Mit feuchten Augen entriß sich Kin-Fo den Armen der jungen Frau, die ihn zurückzuhalten suchten.

Noch an dem nämlichen Tage verließen Kin-Fo, Craig und Fry, gefolgt von Soun, der nun einmal keinen Augenblick Ruhe genießen sollte, Peking und begaben sich zunächst nach Tong-Tcheu, das sie binnen einer Stunde erreichten.

Inzwischen hatte man sich auch über die nächsten Schritte verständigt.

Eine Reise über Land, quer durch mehrere ziemlich unsichere Provinzen bot voraussichtlich zu viel Schwierigkeiten.

Hätte es sich nur darum gehandelt, bis zur Großen Mauer im Norden der Hauptstadt vorzudringen, so hätte man sich trotz der Gefahren dieses etwa hundertsechzig Li (etwa einundsiebzig Kilometer) langen Weges doch vielleicht für denselben entschieden. Der Hafen von Fu-Ning lag aber nicht eigentlich im Norden, sondern im Nordosten des Reiches. Die Wasserstraße versprach unbedingt mehr Sicherheit und Zeitgewinn. Ueber das Meer gehend, konnten Kin-Fo und seine Begleiter binnen vier bis fünf Tagen dort ankommen und sich über die weiter zu thuenden Schritte einigen.

Jetzt mußte man sich erst darüber vergewissern, ob auch bald ein Schiff nach Fu-Ning abging, worüber ja die Schiffscommissionäre in Tong-Tcheu unterrichtet sein mußten.
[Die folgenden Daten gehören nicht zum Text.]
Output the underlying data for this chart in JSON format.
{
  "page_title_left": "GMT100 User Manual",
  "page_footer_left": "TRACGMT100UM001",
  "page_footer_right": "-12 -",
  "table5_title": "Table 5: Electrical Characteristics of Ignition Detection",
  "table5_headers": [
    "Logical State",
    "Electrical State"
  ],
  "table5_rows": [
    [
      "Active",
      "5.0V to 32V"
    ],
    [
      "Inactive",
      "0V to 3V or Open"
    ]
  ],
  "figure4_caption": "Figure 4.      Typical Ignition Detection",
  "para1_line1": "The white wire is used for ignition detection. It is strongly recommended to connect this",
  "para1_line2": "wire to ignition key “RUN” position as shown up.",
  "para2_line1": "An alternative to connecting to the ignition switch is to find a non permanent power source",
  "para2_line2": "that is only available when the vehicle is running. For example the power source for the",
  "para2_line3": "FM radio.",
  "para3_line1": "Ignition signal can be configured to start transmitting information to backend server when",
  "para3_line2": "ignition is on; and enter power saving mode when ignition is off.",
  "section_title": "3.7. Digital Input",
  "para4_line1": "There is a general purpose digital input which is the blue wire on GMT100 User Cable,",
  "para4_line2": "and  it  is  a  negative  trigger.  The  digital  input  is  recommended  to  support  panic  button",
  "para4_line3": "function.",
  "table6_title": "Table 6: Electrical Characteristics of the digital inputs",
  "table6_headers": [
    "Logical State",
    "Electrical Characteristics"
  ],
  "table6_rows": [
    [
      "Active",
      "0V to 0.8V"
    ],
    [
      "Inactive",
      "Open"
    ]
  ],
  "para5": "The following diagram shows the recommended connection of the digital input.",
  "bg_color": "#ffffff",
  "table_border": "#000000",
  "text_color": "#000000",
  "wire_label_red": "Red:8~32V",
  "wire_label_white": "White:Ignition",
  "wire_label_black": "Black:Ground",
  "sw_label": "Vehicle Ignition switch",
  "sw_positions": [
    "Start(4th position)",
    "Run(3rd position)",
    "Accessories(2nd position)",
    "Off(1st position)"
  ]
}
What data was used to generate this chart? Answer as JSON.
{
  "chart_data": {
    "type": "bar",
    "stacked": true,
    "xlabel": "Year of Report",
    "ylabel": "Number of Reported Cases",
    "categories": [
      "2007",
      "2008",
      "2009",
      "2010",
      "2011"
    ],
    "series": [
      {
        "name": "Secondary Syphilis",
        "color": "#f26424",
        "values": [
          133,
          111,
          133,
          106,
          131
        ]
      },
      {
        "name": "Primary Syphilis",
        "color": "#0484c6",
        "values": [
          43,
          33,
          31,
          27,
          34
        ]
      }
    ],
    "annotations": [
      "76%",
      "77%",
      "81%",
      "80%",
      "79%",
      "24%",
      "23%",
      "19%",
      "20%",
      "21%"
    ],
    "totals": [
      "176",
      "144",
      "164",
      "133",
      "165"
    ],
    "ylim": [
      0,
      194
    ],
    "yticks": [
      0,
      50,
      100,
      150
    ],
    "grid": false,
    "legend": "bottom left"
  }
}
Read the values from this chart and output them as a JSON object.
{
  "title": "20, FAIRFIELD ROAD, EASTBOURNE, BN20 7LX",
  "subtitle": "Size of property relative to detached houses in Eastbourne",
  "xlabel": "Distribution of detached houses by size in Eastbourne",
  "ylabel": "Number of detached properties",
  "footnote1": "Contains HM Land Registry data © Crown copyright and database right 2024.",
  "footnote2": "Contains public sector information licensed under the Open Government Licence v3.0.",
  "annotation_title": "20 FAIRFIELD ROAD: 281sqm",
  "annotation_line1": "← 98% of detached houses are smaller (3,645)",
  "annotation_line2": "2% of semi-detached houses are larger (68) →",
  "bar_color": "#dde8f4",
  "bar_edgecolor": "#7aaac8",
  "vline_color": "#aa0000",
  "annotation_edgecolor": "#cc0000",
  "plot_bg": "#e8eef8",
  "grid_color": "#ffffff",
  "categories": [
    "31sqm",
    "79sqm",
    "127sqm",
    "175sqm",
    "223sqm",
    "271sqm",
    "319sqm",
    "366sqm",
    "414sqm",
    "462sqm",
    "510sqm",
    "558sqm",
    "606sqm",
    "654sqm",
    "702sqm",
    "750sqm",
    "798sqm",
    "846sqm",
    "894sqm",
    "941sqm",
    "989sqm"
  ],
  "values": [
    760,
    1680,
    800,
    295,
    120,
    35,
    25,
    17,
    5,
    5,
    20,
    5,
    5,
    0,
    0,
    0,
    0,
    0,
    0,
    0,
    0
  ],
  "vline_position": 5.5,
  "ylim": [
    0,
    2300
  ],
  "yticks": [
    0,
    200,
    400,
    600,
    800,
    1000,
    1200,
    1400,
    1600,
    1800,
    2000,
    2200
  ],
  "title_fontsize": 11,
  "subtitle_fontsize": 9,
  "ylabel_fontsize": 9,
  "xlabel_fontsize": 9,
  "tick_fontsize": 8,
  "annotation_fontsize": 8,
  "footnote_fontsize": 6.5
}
Gegenüber dem Unglück, das sonst seinen Fersen folgte, begünstigte diesmal der Zufall Kin-Fo’s Absicht. Ein Fahrzeug, das nach Fu-Ning geladen hatte, lag an der Mündung des Peï-Ho.

Sofort wollte man nun einen jener schnellen Dampfer besteigen, welche den Strom befahren, und auf dem bezeichneten Schiffe an Bord gehen.